Mons. Enelio FRANZONI

Mons. Enelio Franzoni è nato a San Giorgio in Piano (BO) ed è stato ordinato sacerdote il 28 marzo 1936. Nel 1941 viene inviato in Russia come tenente cappellano della “Pasubio”. Nel dicembre 1942, quando si scatenò l’offensiva sovietica, rimase volontariamente con i soldati accerchiati per non abbandonarli, sapendo che così avrebbe dovuto affrontare la prigionia nei lager di Tambov, Krinowaia, Michurinscki, Suzdal, soffrendo la fame, il freddo, ammalandosi di tifo petecchiale. E’ stato, insieme a don Brevi, don Mazzoni e don Oberto, uno dei quattro cappellani decorati di Medaglia d’Oro al Valor Militare. Ma solo lui e don Brevi sono tornati: gli altri appartengono alla schiera dei cinquantadue cappellani caduti in Russia, di cui diciannove morti nei campi di concentramento. Ha raccontato don Franzoni “I nostri martiri di prigionia non hanno avuto nemmeno il conforto di un palmo di terra a loro destinato. Durante l’epidemia del tifo i nostri morti venivano portati in una camera buia, lasciati nudi l’uno sull’altro. Quando calava la notte venivano caricati su uno slittone e gettati in una fossa comune coperti di un velo di terra”. Tornò in Italia a fine agosto 1946. Il cognato di Togliatti, Robotti, si rammaricava che fosse stato “fatto fuori” durante un viaggio a Vienna dopo il rientro in Italia, per far tacere un testimone della crudeltà con cui i delegati del partito comunista italiano, agli ordini di Togliatti, avevano agito nei confronti dei prigionieri italiani. Si è spento a Bologna il 6 marzo 2007 all’età di 94 anni.
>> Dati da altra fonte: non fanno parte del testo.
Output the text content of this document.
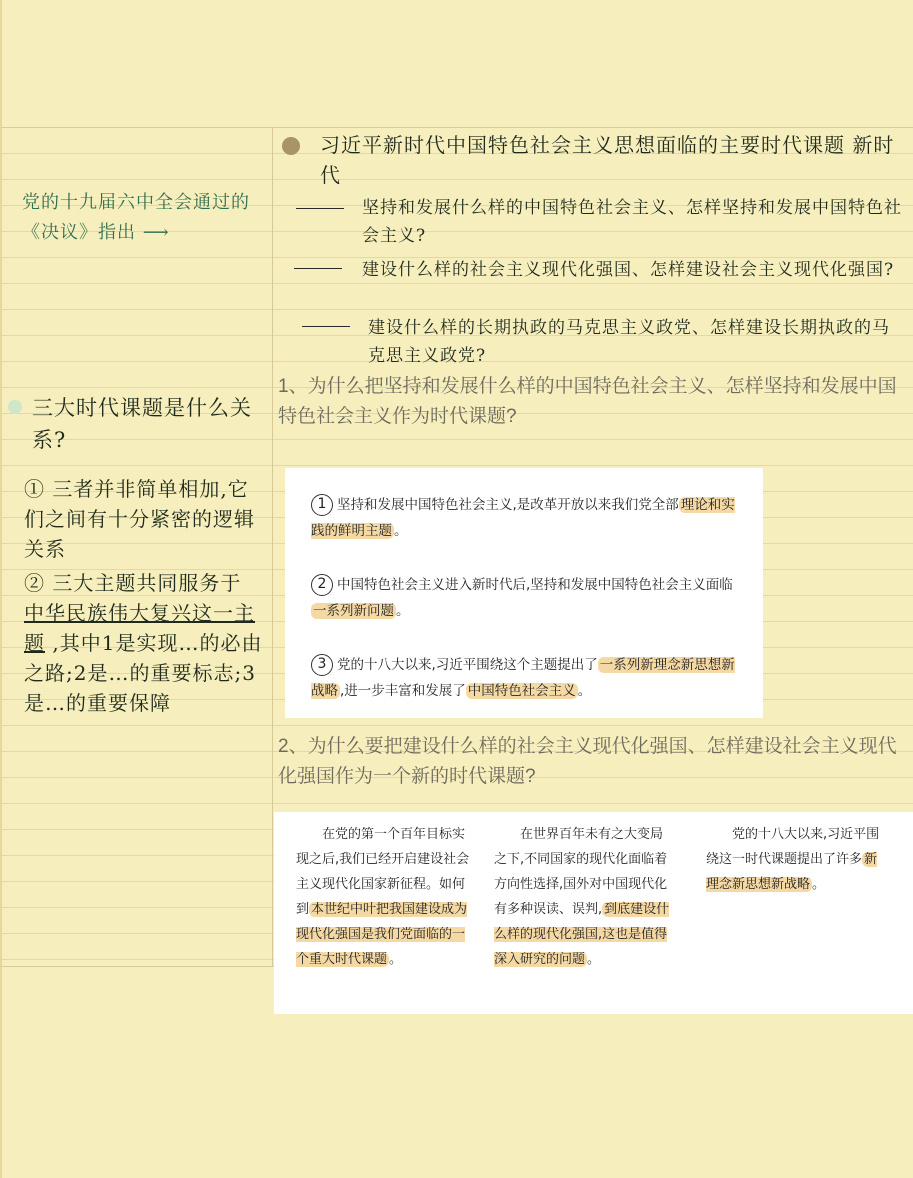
党的十九届六中全会通过的《决议》指出 ⟶
三大时代课题是什么关系?

① 三者并非简单相加,它们之间有十分紧密的逻辑关系

② 三大主题共同服务于 中华民族伟大复兴这一主题 ,其中1是实现…的必由之路;2是…的重要标志;3是…的重要保障

习近平新时代中国特色社会主义思想面临的主要时代课题 新时代
坚持和发展什么样的中国特色社会主义、怎样坚持和发展中国特色社会主义?
建设什么样的社会主义现代化强国、怎样建设社会主义现代化强国?
建设什么样的长期执政的马克思主义政党、怎样建设长期执政的马克思主义政党?
1、为什么把坚持和发展什么样的中国特色社会主义、怎样坚持和发展中国特色社会主义作为时代课题?
1 坚持和发展中国特色社会主义,是改革开放以来我们党全部 理论和实践的鲜明主题 。
2 中国特色社会主义进入新时代后,坚持和发展中国特色社会主义面临一系列新问题 。
3 党的十八大以来,习近平围绕这个主题提出了 一系列新理念新思想新战略 ,进一步丰富和发展了 中国特色社会主义 。
2、为什么要把建设什么样的社会主义现代化强国、怎样建设社会主义现代化强国作为一个新的时代课题?
在党的第一个百年目标实现之后,我们已经开启建设社会主义现代化国家新征程。如何到 本世纪中叶把我国建设成为现代化强国是我们党面临的一个重大时代课题 。
在世界百年未有之大变局之下,不同国家的现代化面临着方向性选择,国外对中国现代化有多种误读、误判, 到底建设什么样的现代化强国,这也是值得深入研究的问题 。
党的十八大以来,习近平围绕这一时代课题提出了许多 新理念新思想新战略 。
 Motivazione della Medaglia d’Oro al Valor Militare

 “Cappellano addetto al comando di Grande Unità, durante accaniti combattimenti recava volontariamente il conforto religioso ai reparti in linea. In caposaldo impegnato in strenua difesa contro schiaccianti forze nemiche, invitato dal Comandante ad allontanarsi, finchè ne aveva la responsabilità, rifiutava decisamente e, allorchè i superstiti riuscirono a rompere il cerchio avversario, restava sul posto, con sublime altruismo per prodigare l’assistenza spirituale ai feriti intrasportabili. Caduto prigioniero e sottoposto a logorio fisico prodotto da fatiche e privazioni, noncurante di se stesso, con sovrumana forza d’animo, si prodigava per assolvere il suo apostolato. Con eroico sacrificio rifiutava per ben due volte il rimpatrio onde continuare tra le indicibili sofferenze dei campi di prigionia la sua opera che gli guadagnò stima, affetto, riconoscenza ed ammirazione da tutti. Animo eccelso votato al costante sacrificio per il bene altrui”.